Although, as boys, we had been even intimate associates, yet I really knew little of my friend. His reserve had been always excessive and habitual. (3)

And even as the narrator gets to know Roderick again, there remains a barrier between them. Roderick remains excessively reserved.

I had learned, too, the very remarkable fact, that the stem of the Usher race, all time-honoured as it was, had put forth, at no period, any enduring branch; in other words, that the entire family lay in the direct line of descent, and had always, with very trifling and very temporary variation, so lain. (3)

The Usher family was as self-isolating and insular as Madeline and Roderick seem to be. Insular means lacking contact with other people.

The windows were long, narrow, and pointed, and at so vast a distance from the black oaken floor as to be altogether inaccessible from within. (7)

There is a definite sense of confinement here; the windows are out of reach, to escape is impossible.

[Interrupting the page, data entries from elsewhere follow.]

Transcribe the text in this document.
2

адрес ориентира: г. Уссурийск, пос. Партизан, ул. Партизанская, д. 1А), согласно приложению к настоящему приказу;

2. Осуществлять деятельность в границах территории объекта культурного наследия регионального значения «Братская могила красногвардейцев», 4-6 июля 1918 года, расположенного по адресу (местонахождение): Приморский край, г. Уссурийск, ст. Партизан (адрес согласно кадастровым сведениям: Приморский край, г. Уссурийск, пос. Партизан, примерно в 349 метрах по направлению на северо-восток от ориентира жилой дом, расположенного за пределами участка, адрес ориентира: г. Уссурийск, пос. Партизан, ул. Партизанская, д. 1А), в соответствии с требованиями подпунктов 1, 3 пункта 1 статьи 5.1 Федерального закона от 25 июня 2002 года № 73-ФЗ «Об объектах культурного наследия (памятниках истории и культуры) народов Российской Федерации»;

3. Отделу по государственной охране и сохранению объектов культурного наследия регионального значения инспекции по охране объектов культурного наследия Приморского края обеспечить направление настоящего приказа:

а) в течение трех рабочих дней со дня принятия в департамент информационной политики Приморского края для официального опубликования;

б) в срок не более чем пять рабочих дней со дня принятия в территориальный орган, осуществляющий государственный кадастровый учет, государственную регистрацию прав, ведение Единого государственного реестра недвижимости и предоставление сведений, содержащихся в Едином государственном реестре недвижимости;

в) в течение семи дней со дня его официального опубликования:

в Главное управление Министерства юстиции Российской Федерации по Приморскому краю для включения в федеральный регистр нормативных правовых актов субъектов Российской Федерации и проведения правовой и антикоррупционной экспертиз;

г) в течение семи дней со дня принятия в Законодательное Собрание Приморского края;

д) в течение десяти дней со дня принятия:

He was enchained by certain superstitious impressions in regard to the dwelling which he tenanted, and whence, for many years, he had never ventured forth. (12)

Poe reiterates the Ushers’ isolation, and strengthens the connection between Roderick and his mansion.

I learned that the glimpse I had obtained of her person would thus probably be the last I should obtain--that the lady, at least while living, would be seen by me no more. (14)

Madeline, like her brother, responds to her illness by isolating herself to the greatest possible degree.

A small picture presented the interior of an immensely long and rectangular vault or tunnel, with low walls, smooth, white, and without interruption or device. (17)

Sounds a lot like the tomb that will eventually enclose Madeline…here, then, is another case of Roderick’s prophetic sight.

A striking similitude between the brother and sister now first arrested my attention; and Usher, divining, perhaps, my thoughts, murmured out some few words from which I learned that the deceased and himself had been twins, and that sympathies of a scarcely intelligible nature had always existed between them. (24)

The narrator’s role as an outsider to a very closed-in world is made evident in this passage.